Nirgendwo schmeckt der Tsipouro besser als hier in Tzoumerka. Wie Samt fühlt er sich in der Kehle an und verbreitet eine nun ebenso benötigte wie wohltuende Wärme in uns. Denn obwohl drinnen ein Feuer im Holzofen glüht, sitzen wir draußen, um dem Naturschauspiel der schnell aufziehenden Wolken zwischen den mit Schneeteppichen bedeckten Bergen beizuwohnen. Im Minutentempo nehmen sie die Gipfel ein, während die Temperatur ebenso schnell sinkt.

In Ponchos gehüllt sind wir in den Anblick der Steindächer und der uns umgebenden Berge versunken, während die Enkelkinder der Laden- und Taverneninhaber um uns herumtollen. Die beiden Mädchen tragen Strickkleider, darüber Anoraks, aus ihren Gummistiefeln, deren Nasen wie Froschmäuler aussehen, ragen dicke Socken bis hinauf zu den Waden. Und nun kommt die Besitzerin mit der dampfenden Pita. Und hintendrein ihr Sohn, der seinen Kindern einen Yoghurteimer mit Essensresten in die Hand drückt: „Auf zu den Hühnern!“, sagt er, und die Kinder rennen los.
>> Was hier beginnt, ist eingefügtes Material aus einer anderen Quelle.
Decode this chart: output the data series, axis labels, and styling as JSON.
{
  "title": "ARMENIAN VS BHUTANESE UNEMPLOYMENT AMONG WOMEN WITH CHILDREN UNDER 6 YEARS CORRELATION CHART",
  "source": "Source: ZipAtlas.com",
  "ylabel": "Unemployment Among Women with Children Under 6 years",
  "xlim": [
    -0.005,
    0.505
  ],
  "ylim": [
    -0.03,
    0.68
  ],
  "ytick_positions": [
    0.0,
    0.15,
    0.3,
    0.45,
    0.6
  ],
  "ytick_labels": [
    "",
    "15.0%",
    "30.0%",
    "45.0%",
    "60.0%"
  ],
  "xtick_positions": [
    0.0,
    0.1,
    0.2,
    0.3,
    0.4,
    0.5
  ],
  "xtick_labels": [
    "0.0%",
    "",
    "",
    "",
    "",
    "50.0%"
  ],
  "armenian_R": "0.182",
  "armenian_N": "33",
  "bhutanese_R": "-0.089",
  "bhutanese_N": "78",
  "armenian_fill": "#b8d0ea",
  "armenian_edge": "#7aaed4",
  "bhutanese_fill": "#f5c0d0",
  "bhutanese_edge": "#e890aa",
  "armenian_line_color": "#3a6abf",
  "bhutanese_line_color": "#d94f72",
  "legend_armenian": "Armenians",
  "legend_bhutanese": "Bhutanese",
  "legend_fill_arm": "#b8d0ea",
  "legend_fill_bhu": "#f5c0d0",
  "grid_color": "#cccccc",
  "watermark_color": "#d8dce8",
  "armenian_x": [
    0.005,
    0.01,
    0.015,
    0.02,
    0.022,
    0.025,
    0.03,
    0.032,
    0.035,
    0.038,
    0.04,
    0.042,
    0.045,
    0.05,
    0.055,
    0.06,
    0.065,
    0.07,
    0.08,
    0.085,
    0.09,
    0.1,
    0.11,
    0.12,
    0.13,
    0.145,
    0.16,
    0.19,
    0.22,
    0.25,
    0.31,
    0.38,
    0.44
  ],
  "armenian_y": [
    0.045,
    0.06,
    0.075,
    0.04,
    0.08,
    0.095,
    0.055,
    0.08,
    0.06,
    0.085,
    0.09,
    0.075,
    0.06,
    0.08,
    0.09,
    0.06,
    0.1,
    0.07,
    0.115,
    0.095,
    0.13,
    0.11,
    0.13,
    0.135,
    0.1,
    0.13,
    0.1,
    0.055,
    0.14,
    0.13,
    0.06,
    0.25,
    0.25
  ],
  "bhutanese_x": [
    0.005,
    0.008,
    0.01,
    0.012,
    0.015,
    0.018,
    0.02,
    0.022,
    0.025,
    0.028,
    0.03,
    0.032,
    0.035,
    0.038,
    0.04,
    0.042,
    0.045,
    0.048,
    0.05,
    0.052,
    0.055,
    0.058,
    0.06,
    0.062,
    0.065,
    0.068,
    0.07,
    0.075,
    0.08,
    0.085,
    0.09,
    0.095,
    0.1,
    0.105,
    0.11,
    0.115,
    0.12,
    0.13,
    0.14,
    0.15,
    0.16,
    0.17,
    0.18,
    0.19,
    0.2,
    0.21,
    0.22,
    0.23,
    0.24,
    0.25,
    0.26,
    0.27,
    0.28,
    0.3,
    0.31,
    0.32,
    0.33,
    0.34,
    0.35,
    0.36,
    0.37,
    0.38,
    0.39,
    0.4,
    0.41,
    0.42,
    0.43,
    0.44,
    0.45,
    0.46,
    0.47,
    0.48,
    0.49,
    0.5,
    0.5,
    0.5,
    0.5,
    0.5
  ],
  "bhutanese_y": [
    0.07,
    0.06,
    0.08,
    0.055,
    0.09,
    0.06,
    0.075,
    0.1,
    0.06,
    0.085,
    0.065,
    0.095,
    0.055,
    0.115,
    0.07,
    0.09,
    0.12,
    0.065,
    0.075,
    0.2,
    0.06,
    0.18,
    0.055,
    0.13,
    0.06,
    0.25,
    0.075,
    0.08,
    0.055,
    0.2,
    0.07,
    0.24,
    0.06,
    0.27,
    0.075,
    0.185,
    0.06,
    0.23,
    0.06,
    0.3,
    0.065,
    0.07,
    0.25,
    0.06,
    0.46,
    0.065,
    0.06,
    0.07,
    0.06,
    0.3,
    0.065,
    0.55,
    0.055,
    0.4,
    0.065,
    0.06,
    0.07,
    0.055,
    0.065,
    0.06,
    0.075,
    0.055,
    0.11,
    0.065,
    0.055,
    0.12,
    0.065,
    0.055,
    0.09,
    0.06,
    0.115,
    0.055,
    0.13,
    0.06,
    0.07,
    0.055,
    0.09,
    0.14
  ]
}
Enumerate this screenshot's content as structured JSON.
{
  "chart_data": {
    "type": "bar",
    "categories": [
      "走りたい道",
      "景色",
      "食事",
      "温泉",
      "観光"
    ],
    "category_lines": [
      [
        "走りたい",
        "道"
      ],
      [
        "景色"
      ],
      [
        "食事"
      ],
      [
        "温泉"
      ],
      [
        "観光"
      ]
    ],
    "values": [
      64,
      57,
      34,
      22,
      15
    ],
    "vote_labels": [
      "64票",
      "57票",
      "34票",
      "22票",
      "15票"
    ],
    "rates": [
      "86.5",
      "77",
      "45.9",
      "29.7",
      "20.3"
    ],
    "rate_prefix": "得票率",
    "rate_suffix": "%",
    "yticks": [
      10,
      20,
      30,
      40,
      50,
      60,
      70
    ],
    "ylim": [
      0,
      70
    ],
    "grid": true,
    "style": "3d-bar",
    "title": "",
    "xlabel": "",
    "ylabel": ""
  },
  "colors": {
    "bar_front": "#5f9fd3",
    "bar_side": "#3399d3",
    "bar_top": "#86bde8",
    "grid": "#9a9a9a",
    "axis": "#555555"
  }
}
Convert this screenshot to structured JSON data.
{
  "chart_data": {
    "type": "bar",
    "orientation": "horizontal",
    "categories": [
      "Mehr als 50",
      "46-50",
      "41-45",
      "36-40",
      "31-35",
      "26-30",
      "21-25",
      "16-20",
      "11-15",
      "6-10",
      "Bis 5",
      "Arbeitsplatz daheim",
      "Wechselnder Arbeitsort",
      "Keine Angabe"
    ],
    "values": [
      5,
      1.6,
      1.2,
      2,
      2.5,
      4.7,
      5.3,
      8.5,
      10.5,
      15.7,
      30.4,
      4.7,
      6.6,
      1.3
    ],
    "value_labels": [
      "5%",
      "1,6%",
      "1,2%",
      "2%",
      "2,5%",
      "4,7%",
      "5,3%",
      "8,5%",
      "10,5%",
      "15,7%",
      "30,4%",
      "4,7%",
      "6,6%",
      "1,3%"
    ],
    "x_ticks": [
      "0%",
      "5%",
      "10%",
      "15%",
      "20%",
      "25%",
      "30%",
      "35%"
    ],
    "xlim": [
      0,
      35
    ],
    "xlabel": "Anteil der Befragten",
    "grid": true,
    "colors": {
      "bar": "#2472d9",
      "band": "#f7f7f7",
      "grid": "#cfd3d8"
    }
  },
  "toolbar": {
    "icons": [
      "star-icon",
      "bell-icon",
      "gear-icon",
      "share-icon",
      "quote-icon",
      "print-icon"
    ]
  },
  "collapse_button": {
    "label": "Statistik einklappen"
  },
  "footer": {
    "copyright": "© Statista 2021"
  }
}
Improvisationskünstlerin Natur

Angesichts der Unvorhersehbarkeit der hiesigen Naturelemente muss ich an meine Nervosität während der Fahrt nach Sirako denken, als ich beim Blick in die Tiefe zu meiner Rechten tatsächlich einen Schweißausbruch hatte. Es dämmerte bereits, ich saß – völlig hilflos, wie mir schien – auf dem Beifahrersitz, und mit zunehmender Höhe wurde mir in jeder Haarnadelkurve schwindlig. Auch trugen die teilweise vereisten Straßenpassagen nicht zu meiner Gemütsruhe bei, die zahllosen Schlaglöcher, die breiten Risse im Asphalt und ganze Straßenabschnitte, die nur aus Geröll bestanden, weil Teile abgebrochen und talwärts abgerutscht waren. Jetzt, beim Tsipouro, lachen wir uns ganz ohne Schadenfreude ins Fäustchen, wenn wir daran denken, wie ich mich in den Serpentinen wie gelähmt am Beifahrersitz festklammerte.